To some extent even if it's a bunch of 8.1/2x11 sheets of paper taped together by way of Auto Cadd printing on a normal printer, or you just taping than drafting, as long as it is sufficient for the necessity of you using it, there is no reason not to. Perhaps for a better thing, one can photo copy what one when they lack real large paper whip out one day in than presenting a drawing still.

This given the Velum and other form of it media has a dual purpose in that you can lay it over say a blue line for the stage and trace what is already drawn as opposed to normal paper. Such velum at very least when drafting can be useful in doing other views. Say you need to copy something into another area of the design say in an elevation of the set as the same as a plan view of a piece of equipment. When drafting on something that's translucient, you can trace, install it behind your media and trace it a second time. But than you also get into drafting on clear media and if not using carbon paper and transfer media. Lots of big budget solutions to experiment with.
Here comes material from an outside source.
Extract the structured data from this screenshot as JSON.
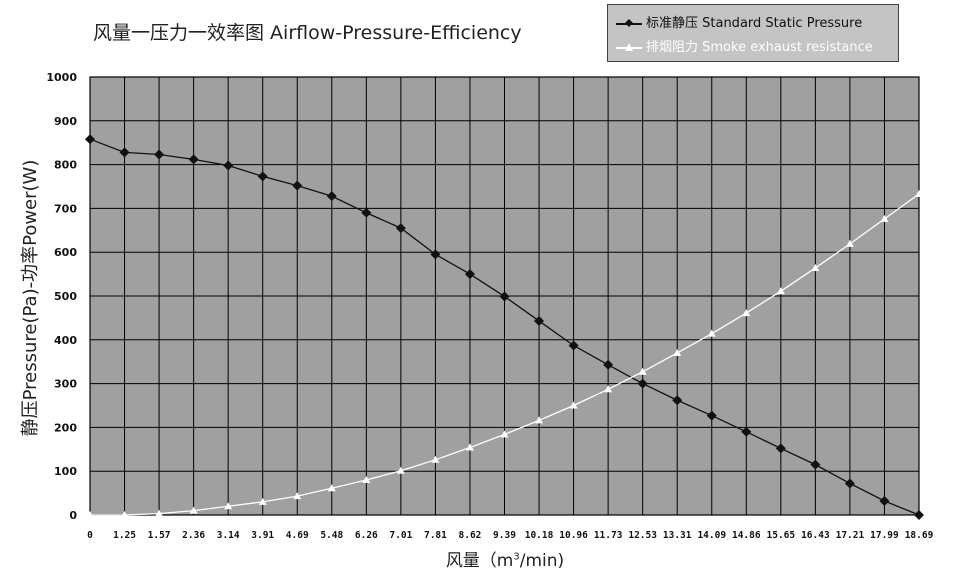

Need a brick wall, there is stickers out there that you can burnish to the velum and it will than transfer to blue line copies.

Media is the question here. If say doing a painted or colored story board or sketch for the set, why does one need a white paper, much less if texture is of the intent, why would one use photo copy paper when say a what was it elephant texture paper or skin while more expensive might have been more of use. As with all drafting and art, it is a cost thing in balancing your art and expression of idea with what media is necessary to get the intent shown than as the case reproduced.

Velum will go thru a large format photo copier, that inking film I used that would also go thru a blue line machine on the other hand really pissed off the Kinko's guy when it melted within the machine. It's a media thing and if you don't have to blue line, you don't have to velum.
 

disc2slick

Active Member
Joined
Feb 11, 2004
Location
Key West, FL
there's a ton of stuff to be taken into account when drafting on paper. I just finished a semester of hand drafting here at BU and the thing it taught me the most is that truly correct drafting is ridiculously anal and complicated, and I have no idea how to "really" do it.

I'd really recommend grabbing yourself a drafting book (they're available on amazon) and looking through it, its pretty neat and its cool to look at a plot you've drafted by hand. it gives you a feeling of accomplishment, also when you're doing ti by hand it forces you to think very hard about where you are placing each unit.